Use print(x, correlation=TRUE) or
vcov(x) if you need it
Interpretation:
A Poisson generalized linear mixed-effects model indicated that the frequency of emotion-related words did not differ between dog- and cat-related narratives after accounting for chunk length and participant-level clustering, b = 0.081, SE = 0.125, z = 0.65, p = .51. Although some emotion categories occurred more frequently than others overall, the interaction between species and emotion category was not significant, suggesting that the emotional profiles of language used to describe dogs and cats were similar.
Discussion
Across both analytic approaches, species was not a reliable predictor of emotional language. The chunk-level and sentence-level analyses revealed no significant differences in overall emotional valence between dog and cat narratives.
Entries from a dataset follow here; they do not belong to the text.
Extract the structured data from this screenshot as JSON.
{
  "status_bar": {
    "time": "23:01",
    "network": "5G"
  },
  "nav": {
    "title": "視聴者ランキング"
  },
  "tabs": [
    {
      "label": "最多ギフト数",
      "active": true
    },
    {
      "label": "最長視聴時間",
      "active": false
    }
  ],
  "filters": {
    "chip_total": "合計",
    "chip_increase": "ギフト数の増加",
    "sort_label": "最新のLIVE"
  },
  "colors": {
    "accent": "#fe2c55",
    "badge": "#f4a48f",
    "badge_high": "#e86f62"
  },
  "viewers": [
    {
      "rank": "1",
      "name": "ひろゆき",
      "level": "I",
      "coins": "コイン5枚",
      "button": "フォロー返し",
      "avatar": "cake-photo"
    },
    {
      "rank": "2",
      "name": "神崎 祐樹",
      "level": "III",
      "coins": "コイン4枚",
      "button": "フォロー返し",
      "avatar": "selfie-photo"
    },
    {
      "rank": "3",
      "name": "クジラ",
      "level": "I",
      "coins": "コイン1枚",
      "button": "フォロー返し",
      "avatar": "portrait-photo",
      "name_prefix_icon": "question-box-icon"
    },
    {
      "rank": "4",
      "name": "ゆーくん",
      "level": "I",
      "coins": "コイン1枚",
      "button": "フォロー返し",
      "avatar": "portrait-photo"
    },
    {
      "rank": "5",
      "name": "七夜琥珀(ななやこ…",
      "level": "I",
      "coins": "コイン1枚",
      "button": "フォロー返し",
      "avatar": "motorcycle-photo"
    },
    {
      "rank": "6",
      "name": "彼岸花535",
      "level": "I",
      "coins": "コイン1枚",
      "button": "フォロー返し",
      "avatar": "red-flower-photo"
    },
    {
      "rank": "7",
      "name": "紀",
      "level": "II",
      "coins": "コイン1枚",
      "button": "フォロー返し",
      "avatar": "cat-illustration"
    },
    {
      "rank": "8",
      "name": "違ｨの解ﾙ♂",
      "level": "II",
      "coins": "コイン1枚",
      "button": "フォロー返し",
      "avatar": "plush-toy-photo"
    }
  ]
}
Similarly, although discrete emotion categories varied in overall frequency, the generalized linear mixed-effects model indicated that the distribution of specific emotion types did not meaningfully differ by species after accounting for participant-level clustering and chunk length. Together, these findings suggest that participants expressed comparable emotional tone and emotion profiles when discussing dogs and cats.